Neuroimaging of the dopamine system is usually not helpful in the diagnostic purpose.[7 ]
MRI forms the mainstay of imaging modality for these conditions. Even though some
qualitative markers like Humming bird sign ([Fig. 5 ]) (seen in mid sagittal images due to atrophy of midbrain with preservation of Pons),
morning glory sign (due to widening of interpeduncular cistern with lateral concavity
of midbrain) and Mickey Mouse sign are specific for PSP to differentiate from other
PD, these are mostly observed in the late stages of the disease.[5 ] So, for early distinction of PSP, some quantitative markers like MRPI and midbrain/pons
ratio (M/P) are useful.[8 ]
[9 ]
Fig. 5 MRI T1W sagittal image shows Hummingbird sign in a case of progressive supranuclear
palsy (PSP).
In our study results, the mean value of midbrain area was statistically significant
in PSP patients compared with the other two groups (PD and control), which was similar
in comparison to the study done by Zanigni et al,[10 ] where the area of midbrain was found to be the most accurate significant diagnostic
marker with 96% sensitivity and 98%specificity than MRPI, where they obtained a cut-off
value as ≥10.67 with 87% sensitivity and 93% specificity.
Another significant remark of PSP is the atrophy of midbrain, which is pointed by
our quantitative results of higher P/M and lower M/P ratio in PSP patients.

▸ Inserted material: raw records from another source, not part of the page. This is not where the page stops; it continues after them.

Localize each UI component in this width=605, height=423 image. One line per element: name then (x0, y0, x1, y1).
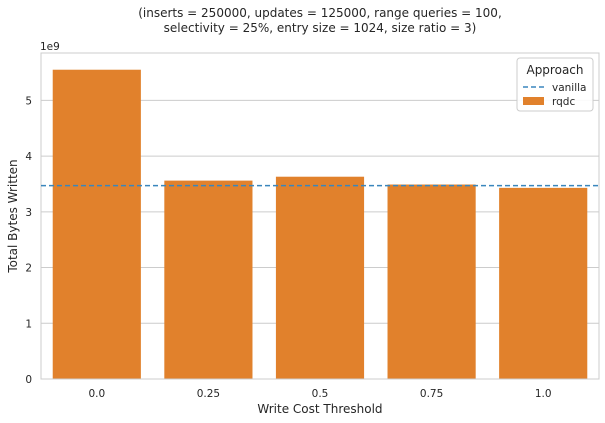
y-tick-label-4: 4 (25, 151, 32, 163)
y-tick-label-3: 3 (25, 207, 32, 219)
legend-title: Approach (526, 63, 583, 77)
legend-swatch-rqdc (523, 97, 544, 105)
bar-rqdc-1 (164, 180, 253, 379)
legend-label-rqdc: rqdc (552, 96, 575, 108)
y-tick-label-1: 1 (25, 318, 32, 330)
x-axis-label: Write Cost Threshold (257, 402, 382, 416)
chart-title-line-2: selectivity = 25%, entry size = 1024, si… (164, 21, 477, 35)
x-tick-label-3: 0.75 (420, 388, 443, 400)
bar-rqdc-4 (499, 187, 588, 379)
plot-area: 0 1 2 3 4 5 0.0 0.25 0.5 0.75 1.0 (25, 52, 600, 400)
y-tick-label-5: 5 (25, 95, 32, 107)
y-axis-label: Total Bytes Written (6, 159, 20, 273)
plot-frame (40, 52, 600, 380)
x-tick-label-0: 0.0 (88, 388, 105, 400)
x-tick-label-4: 1.0 (535, 388, 552, 400)
legend-label-vanilla: vanilla (552, 82, 587, 94)
legend: Approach vanilla rqdc (516, 57, 594, 112)
x-tick-label-1: 0.25 (197, 388, 220, 400)
bar-rqdc-2 (275, 176, 365, 379)
y-tick-label-0: 0 (25, 374, 32, 386)
y-tick-label-2: 2 (25, 263, 32, 275)
bar-rqdc-3 (387, 184, 476, 379)
bar-rqdc-0 (52, 69, 141, 379)
chart-title-line-1: (inserts = 250000, updates = 125000, ran… (138, 6, 502, 20)
x-tick-label-2: 0.5 (312, 388, 329, 400)
y-scale-label: 1e9 (40, 41, 60, 53)
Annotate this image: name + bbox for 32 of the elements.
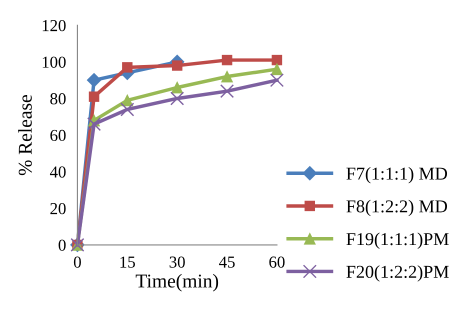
x-tick-label: 30 — [170, 256, 185, 268]
point — [170, 92, 184, 106]
point — [271, 63, 283, 76]
point — [220, 84, 234, 98]
y-tick-label: 100 — [42, 56, 66, 68]
y-tick-label: 60 — [50, 130, 66, 142]
point — [171, 82, 184, 94]
x-tick-label: 15 — [120, 256, 135, 268]
legend-label: F7(1:1:1) MD — [346, 167, 448, 184]
point — [222, 54, 232, 66]
legend-label: F20(1:2:2)PM — [346, 265, 449, 282]
point — [87, 117, 101, 132]
x-axis-title: Time(min) — [136, 274, 218, 292]
point — [270, 73, 284, 88]
point — [122, 62, 133, 73]
point — [172, 60, 182, 71]
point — [86, 72, 102, 88]
y-tick-label: 20 — [50, 202, 66, 214]
y-tick-label: 0 — [58, 240, 66, 251]
y-tick-label: 120 — [42, 20, 66, 32]
x-tick-label: 60 — [269, 256, 285, 268]
point — [272, 54, 282, 66]
legend-label: F19(1:1:1)PM — [346, 232, 449, 249]
x-tick-label: 0 — [74, 256, 81, 268]
legend-label: F8(1:2:2) MD — [346, 200, 448, 216]
y-axis-title: % Release — [18, 95, 32, 176]
x-tick-label: 45 — [219, 256, 235, 268]
y-tick-label: 40 — [50, 166, 66, 178]
point — [221, 70, 233, 82]
point — [120, 102, 134, 116]
point — [88, 91, 100, 102]
y-tick-label: 80 — [50, 93, 66, 104]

On plotting the ROC curve, the cut-off value of MRPI was obtained as 13.4 with 100%
sensitivity and specificity from our study ([Fig. 2a–c ] and [Table 4 ]). Although M/P ratio was found to be statistically significant, cut-off values were
very low.
In a study conducted by Constantinides et al,[4 ] the cut-off value of MRPI was achieved as 12.6 with 91% sensitivity and 95% specificity
and the cut-off value for M/P ratio was obtained as <0.22 with 88% sensitivity and
84% specificity. Among the three parameters which they included in their study (MRPI,
M/P ratio, and M/CC), MRPI was established as the best parameter for the diagnosis
of PSP.
Nigro et al[11 ] study compared the manual and automatic method of calculation of MRPI and concluded
with a cut-off value of MRPI for PSP patients as >13.42 with almost 93% sensitivity
and 100% specificity.
Quattrone et al[2 ] concluded that MRPI index along with combined assessment of routine MR imaging can
help differentiate patients with PSP from those with PD, with a cut-off value of ≥13.5
(100% sensitivity and specificity).
Limitations
The study was conducted with less number of samples.
Three-dimensional T1W sequences were not obtained as routine investigation.

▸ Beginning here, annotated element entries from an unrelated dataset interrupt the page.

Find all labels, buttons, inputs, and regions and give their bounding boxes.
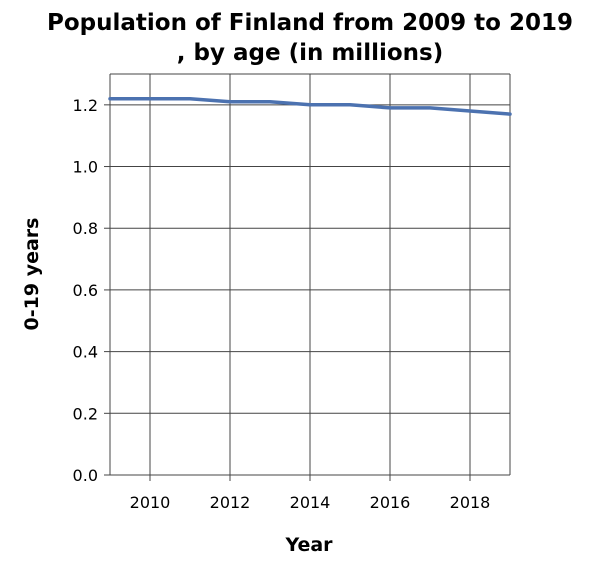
y-axis-ticks: 0.0 0.2 0.4 0.6 0.8 1.0 1.2 <box>73 96 110 485</box>
chart-title-line-1: Population of Finland from 2009 to 2019 <box>47 10 573 36</box>
y-tick-label: 1.0 <box>73 158 98 177</box>
y-tick-label: 0.8 <box>73 219 98 238</box>
y-tick-label: 0.6 <box>73 281 98 300</box>
y-tick-label: 0.2 <box>73 404 98 423</box>
x-tick-label: 2016 <box>370 493 411 512</box>
x-tick-label: 2010 <box>130 493 171 512</box>
x-tick-label: 2018 <box>450 493 491 512</box>
y-axis-label: 0-19 years <box>21 218 43 331</box>
x-axis-label: Year <box>284 534 333 556</box>
x-tick-label: 2014 <box>290 493 331 512</box>
series-line-0 <box>108 96 512 116</box>
series-lines <box>108 96 512 116</box>
grid <box>109 73 511 476</box>
y-tick-label: 1.2 <box>73 96 98 115</box>
x-tick-label: 2012 <box>210 493 251 512</box>
y-tick-label: 0.4 <box>73 343 98 362</box>
chart-title-line-2: , by age (in millions) <box>177 40 443 66</box>
y-tick-label: 0.0 <box>73 466 98 485</box>
x-axis-ticks: 2010 2012 2014 2016 2018 <box>130 475 491 512</box>
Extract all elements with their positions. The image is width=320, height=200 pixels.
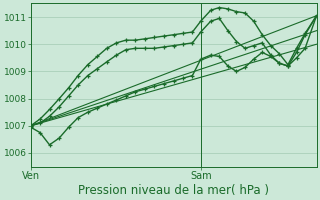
X-axis label: Pression niveau de la mer( hPa ): Pression niveau de la mer( hPa ) <box>78 184 269 197</box>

Interobserver correlation was not obtained, as they were not blinded.
Conclusion
From this study, MRPI index has ascertained to be additional quantitative marker in
diagnosing PSP patients with a cut-off value of MRPI as 13.4 in comparison to M/P
ratio. Some parameters like midbrain area, Pons/midbrain ratio, and M/P are also useful
for the diagnosis of PSP. In conclusion, combined qualitative as well as quantitative
measurement of MRPI will further improve diagnosing PSP.